Ghost Rider, Johnny Blaze, Lucifer, Clay, Bedelstraum, Shérif Harry O'Connor, Jack O'Lantern, Daniel Way, Richard Corben, Javier Saltares, Mark Texeira, Dan Brown, Marvel

4 commentaires:

  1. Un motard itinérant, un peu vagabond […] un thème aussi fréquent qu'important dans la culture nord-américaine : une figure de l'ouest américain qui donnera naissance, entre autres, au clochard céleste.

    Deux histoires du Motard fantôme qui n'ont rien de cérébral, mais qui sont musclées, rythmées, toniques et non dénuées d'humour : tu le vends bien, je sens une pointe de regret et de tentation naître en moi.

    Le lecteur reconnaît immédiatement le coup de crayon de Corben : après toutes ces décennies passées depuis que j'ai découvert Den (première époque) publié par Métal Hurlant, je reconnais toujours immédiatement son coup de crayon, et je ne connais personne qui ait tenté de dessiner dans un registre proche.

    Arrière-plans soient parfois négligés : entièrement d'accord, je pense que ça vient de l'époque où il dessinait tout à l'aérographe (années 1970, début des années 1980) et qu'il réalisait des camaïeux sophistiqués pour rendre compte de l'ambiance ou passer en mode expressionniste.

    RépondreSupprimer
    Réponses
    1. Le coup de crayon de Corben - C'est exact, moi non plus je ne connais personne qui ait tenté de reproduire son style. Au-delà des réponses toutes trouvées, je me demande bien pourquoi, d'ailleurs. Pourquoi certains artistes créent des émules à n'en plus finir (par exemple, Mignola) alors que l'influence d'autres, sans en douter, à une portée moins directe, moins évidente, car elle n'a pas créé d'émules aisément identifiables (Colan, Corben).

      L'aérographe - J'ai lu en effet que Corben dessinait à l'aérographe. Veux-tu dire que c'est une technique qu'il n'utilise plus depuis le début des années 1980 ? Quelle technique utilisait-il en fin de carrière, alors ?

      Supprimer
    2. L'aérographe : de ce que j'ai compris c'est un outil assez contraignant qui exige un nettoyage rigoureux et fastidieux après chaque usage.
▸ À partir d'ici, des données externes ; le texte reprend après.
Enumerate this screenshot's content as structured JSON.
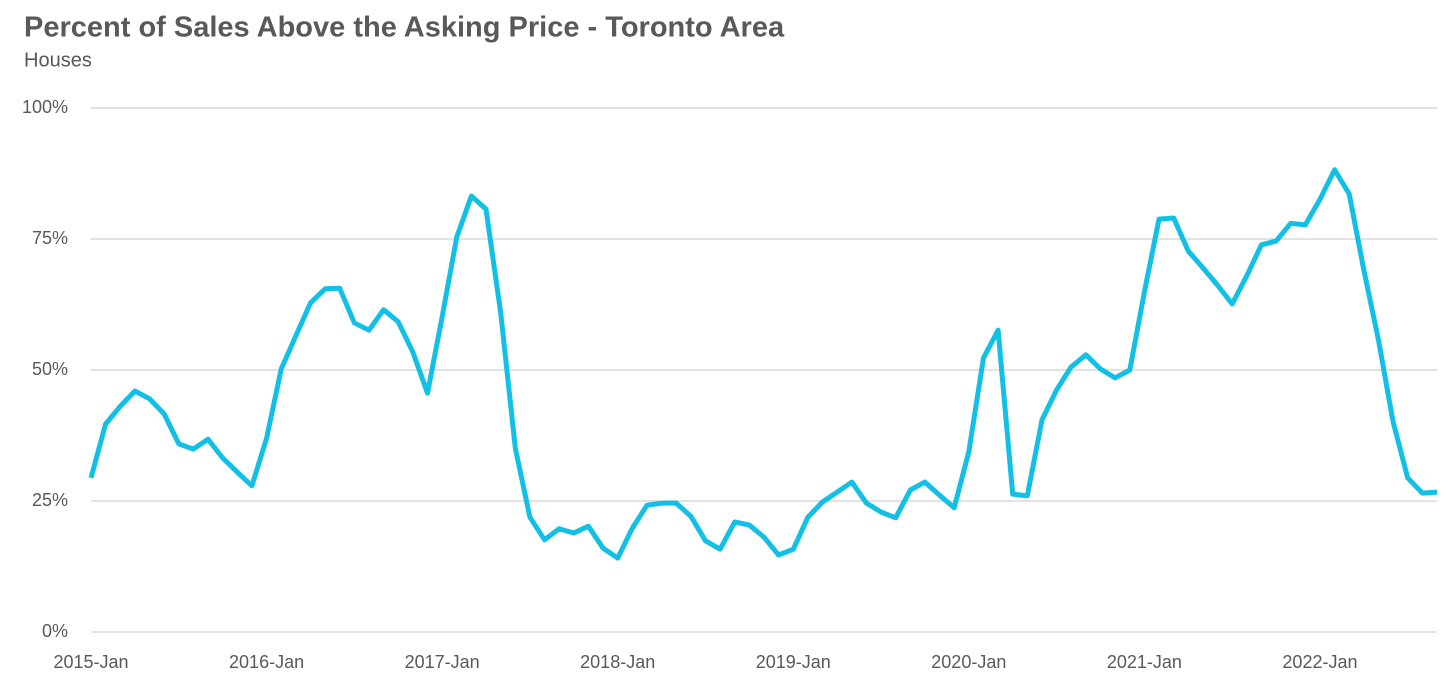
{
  "chart_data": {
    "type": "line",
    "title": "Percent of Sales Above the Asking Price - Toronto Area",
    "subtitle": "Houses",
    "categories": [
      "2015-Jan",
      null,
      null,
      null,
      null,
      null,
      null,
      null,
      null,
      null,
      null,
      null,
      "2016-Jan",
      null,
      null,
      null,
      null,
      null,
      null,
      null,
      null,
      null,
      null,
      null,
      "2017-Jan",
      null,
      null,
      null,
      null,
      null,
      null,
      null,
      null,
      null,
      null,
      null,
      "2018-Jan",
      null,
      null,
      null,
      null,
      null,
      null,
      null,
      null,
      null,
      null,
      null,
      "2019-Jan",
      null,
      null,
      null,
      null,
      null,
      null,
      null,
      null,
      null,
      null,
      null,
      "2020-Jan",
      null,
      null,
      null,
      null,
      null,
      null,
      null,
      null,
      null,
      null,
      null,
      "2021-Jan",
      null,
      null,
      null,
      null,
      null,
      null,
      null,
      null,
      null,
      null,
      null,
      "2022-Jan",
      null,
      null,
      null,
      null,
      null,
      null,
      null,
      null
    ],
    "values": [
      29.4,
      39.7,
      43.1,
      46,
      44.5,
      41.6,
      35.9,
      34.9,
      36.8,
      33.2,
      30.5,
      27.9,
      37,
      50.2,
      56.5,
      62.8,
      65.5,
      65.6,
      59,
      57.6,
      61.5,
      59.2,
      53.4,
      45.6,
      60.1,
      75.4,
      83.2,
      80.7,
      60.9,
      35.1,
      21.9,
      17.6,
      19.7,
      18.9,
      20.2,
      16,
      14.1,
      19.8,
      24.2,
      24.6,
      24.6,
      22.1,
      17.4,
      15.8,
      21,
      20.4,
      18.1,
      14.7,
      15.8,
      21.9,
      24.8,
      26.7,
      28.6,
      24.6,
      22.9,
      21.8,
      27.1,
      28.6,
      26.1,
      23.7,
      34.4,
      52.3,
      57.6,
      26.3,
      26,
      40.5,
      46.2,
      50.6,
      52.9,
      50.2,
      48.5,
      50,
      64.9,
      78.8,
      79,
      72.7,
      69.5,
      66.2,
      62.6,
      68,
      73.9,
      74.6,
      78,
      77.7,
      82.6,
      88.2,
      83.6,
      69.1,
      55.7,
      40.1,
      29.4,
      26.5,
      26.7
    ],
    "color": "#12c0e6",
    "ylim": [
      0,
      100
    ],
    "yticks": [
      {
        "value": 0,
        "label": "0%"
      },
      {
        "value": 25,
        "label": "25%"
      },
      {
        "value": 50,
        "label": "50%"
      },
      {
        "value": 75,
        "label": "75%"
      },
      {
        "value": 100,
        "label": "100%"
      }
    ],
    "grid": true
  }
}
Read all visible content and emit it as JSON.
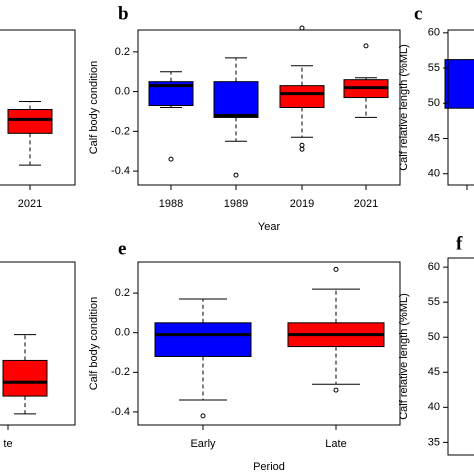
{
  "chart_data": [
    {
      "type": "box",
      "categories": [
        "2021"
      ],
      "ylim": [
        -0.47,
        0.31
      ],
      "boxes": [
        {
          "color": "#ff0000",
          "whisker_low": -0.37,
          "q1": -0.21,
          "median": -0.14,
          "q3": -0.09,
          "whisker_high": -0.05,
          "outliers": []
        }
      ]
    },
    {
      "type": "box",
      "title": "b",
      "ylabel": "Calf body condition",
      "xlabel": "Year",
      "categories": [
        "1988",
        "1989",
        "2019",
        "2021"
      ],
      "ylim": [
        -0.47,
        0.31
      ],
      "yticks": [
        -0.4,
        -0.2,
        {
          "value": 0,
          "label": "0.0"
        },
        0.2
      ],
      "boxes": [
        {
          "color": "#0000ff",
          "whisker_low": -0.08,
          "q1": -0.07,
          "median": 0.03,
          "q3": 0.05,
          "whisker_high": 0.1,
          "outliers": [
            -0.34
          ]
        },
        {
          "color": "#0000ff",
          "whisker_low": -0.25,
          "q1": -0.13,
          "median": -0.12,
          "q3": 0.05,
          "whisker_high": 0.17,
          "outliers": [
            -0.42
          ]
        },
        {
          "color": "#ff0000",
          "whisker_low": -0.23,
          "q1": -0.08,
          "median": -0.01,
          "q3": 0.03,
          "whisker_high": 0.13,
          "outliers": [
            -0.27,
            -0.29,
            0.32
          ]
        },
        {
          "color": "#ff0000",
          "whisker_low": -0.13,
          "q1": -0.03,
          "median": 0.02,
          "q3": 0.06,
          "whisker_high": 0.07,
          "outliers": [
            0.23
          ]
        }
      ]
    },
    {
      "type": "box",
      "title": "c",
      "ylabel": "Calf relative length (%ML)",
      "categories": [
        null
      ],
      "ylim": [
        38.4,
        60.4
      ],
      "yticks": [
        40,
        45,
        50,
        55,
        60
      ],
      "boxes": [
        {
          "color": "#0000ff",
          "q1": 49.3,
          "q3": 56.2,
          "outliers": []
        }
      ]
    },
    {
      "type": "box",
      "categories": [
        "te"
      ],
      "ylim": [
        -0.466,
        0.357
      ],
      "boxes": [
        {
          "color": "#ff0000",
          "whisker_low": -0.41,
          "q1": -0.32,
          "median": -0.25,
          "q3": -0.14,
          "whisker_high": -0.01,
          "outliers": []
        }
      ]
    },
    {
      "type": "box",
      "title": "e",
      "ylabel": "Calf body condition",
      "xlabel": "Period",
      "categories": [
        "Early",
        "Late"
      ],
      "ylim": [
        -0.466,
        0.357
      ],
      "yticks": [
        -0.4,
        -0.2,
        {
          "value": 0,
          "label": "0.0"
        },
        0.2
      ],
      "boxes": [
        {
          "color": "#0000ff",
          "whisker_low": -0.34,
          "q1": -0.12,
          "median": -0.01,
          "q3": 0.05,
          "whisker_high": 0.17,
          "outliers": [
            -0.42
          ]
        },
        {
          "color": "#ff0000",
          "whisker_low": -0.26,
          "q1": -0.07,
          "median": -0.01,
          "q3": 0.05,
          "whisker_high": 0.22,
          "outliers": [
            0.32,
            -0.29
          ]
        }
      ]
    },
    {
      "type": "box",
      "title": "f",
      "ylabel": "Calf relative length (%ML)",
      "categories": [],
      "ylim": [
        33.2,
        61.3
      ],
      "yticks": [
        35,
        40,
        45,
        50,
        55,
        60
      ],
      "boxes": []
    }
  ]
}
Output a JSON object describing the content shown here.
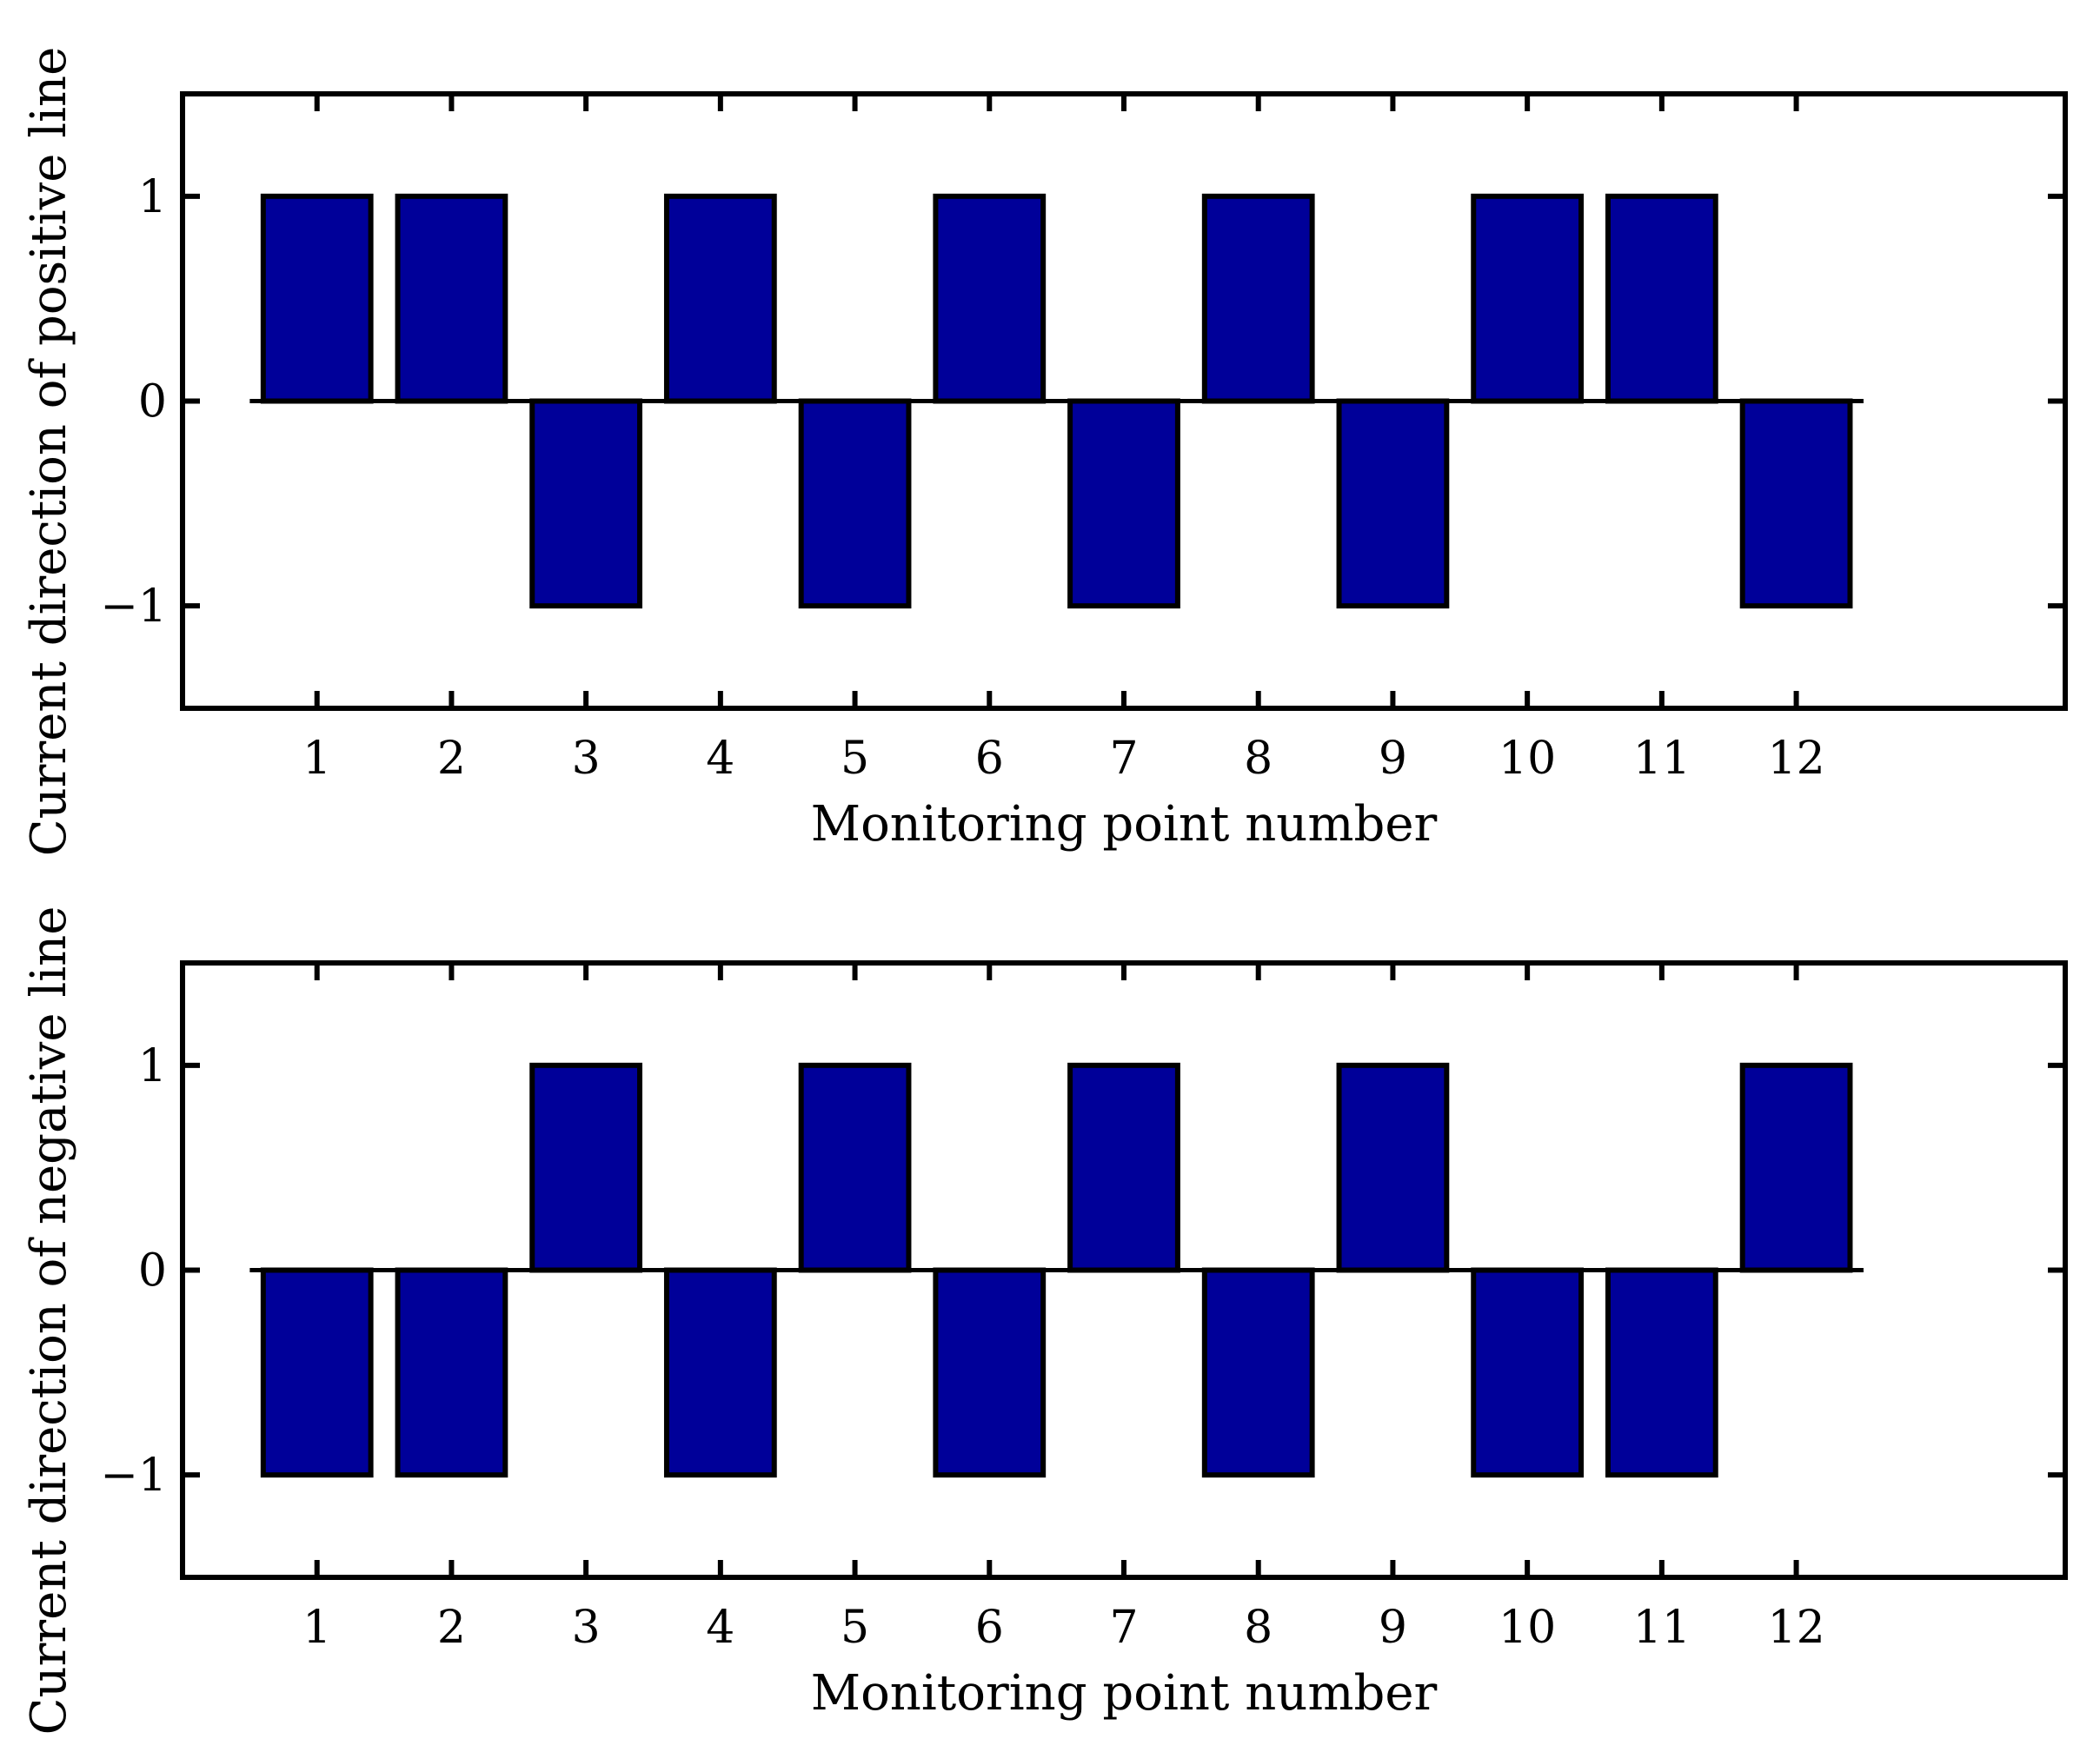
{
  "colors": {
    "bar_fill": "#000099",
    "bar_edge": "#000000",
    "axes": "#000000",
    "background": "#ffffff"
  },
  "chart_data": [
    {
      "type": "bar",
      "categories": [
        "1",
        "2",
        "3",
        "4",
        "5",
        "6",
        "7",
        "8",
        "9",
        "10",
        "11",
        "12"
      ],
      "values": [
        1,
        1,
        -1,
        1,
        -1,
        1,
        -1,
        1,
        -1,
        1,
        1,
        -1
      ],
      "xlabel": "Monitoring point number",
      "ylabel": "Current direction of positive line",
      "xlim": [
        0,
        14
      ],
      "ylim": [
        -1.5,
        1.5
      ],
      "yticks": [
        -1,
        0,
        1
      ],
      "ytick_labels": [
        "−1",
        "0",
        "1"
      ],
      "grid": false,
      "legend": "none"
    },
    {
      "type": "bar",
      "categories": [
        "1",
        "2",
        "3",
        "4",
        "5",
        "6",
        "7",
        "8",
        "9",
        "10",
        "11",
        "12"
      ],
      "values": [
        -1,
        -1,
        1,
        -1,
        1,
        -1,
        1,
        -1,
        1,
        -1,
        -1,
        1
      ],
      "xlabel": "Monitoring point number",
      "ylabel": "Current direction of negative line",
      "xlim": [
        0,
        14
      ],
      "ylim": [
        -1.5,
        1.5
      ],
      "yticks": [
        -1,
        0,
        1
      ],
      "ytick_labels": [
        "−1",
        "0",
        "1"
      ],
      "grid": false,
      "legend": "none"
    }
  ]
}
      https://fr.wikipedia.org/wiki/A%C3%A9rographe

      Concernant la carrière de Richard Corben, on peut distinguer plusieurs époques.

      - Une phase underground fin des années 1960, années 1970, suivi par des histoires courtes dans des anthologies comme Creepy, Eerie, Vampirella, 1984, sa participation à Heavy Metal, et la parution de Den, Bloodstar.

      - Une phase d'autoédition avec sa propre maison appelée Fantagor Press de 1986 à 1994, et un passage progressif au noir & blanc, je présume pour des raisons économiques, l'impression en couleurs rendant les comics plus chers à produire, et donc à la vente.

      - Un retour aux comics en 2000, avec Hellblazer, The house on the borderland pour DC Comics, puis passage chez Marvel (Banner, Cage, Punisher, Ghost Rider, Starr the slayer, adaptations de nouvelles d'Edgar Alan Poe et de HP Lovecraft), puis chez Dark Horse avec les pages consacrées à Connacht, le grand-père de Conan.

      - Un retour à des comics indépendants dont il conserve les droits, essentiellement publiés par Dark Horse Comics, par exemple Spirit of the dead, Shadows on the grave, Rat god, Ragemoor, et quelques histoires pour Hellboy, une pour la franchise Alien, pour Buffy. Dark Horse a également réalisé des rééditions de ses anciennes œuvres pour Creepy et Eerie, et récemment les deux premières saisons de Den.

      Pour son retour dans les années 2000 chez DC et Marvel, il confiait la mise en couleurs à d'autres si ma mémoire est bonne. Pour ses propres œuvres, il me semble qu'il était passé au numérique, mais je n'arrive pas à retrouver l'article où j'ai lu ça.

      Pour un peu plus de détails sur les innovations de mise en couleurs et d'amélioration des techniques d'impression de Richard Corben :

      https://www.youtube.com/watch?v=EiHlsAqNYNw

      Supprimer
    3. Merci pour toutes ces informations.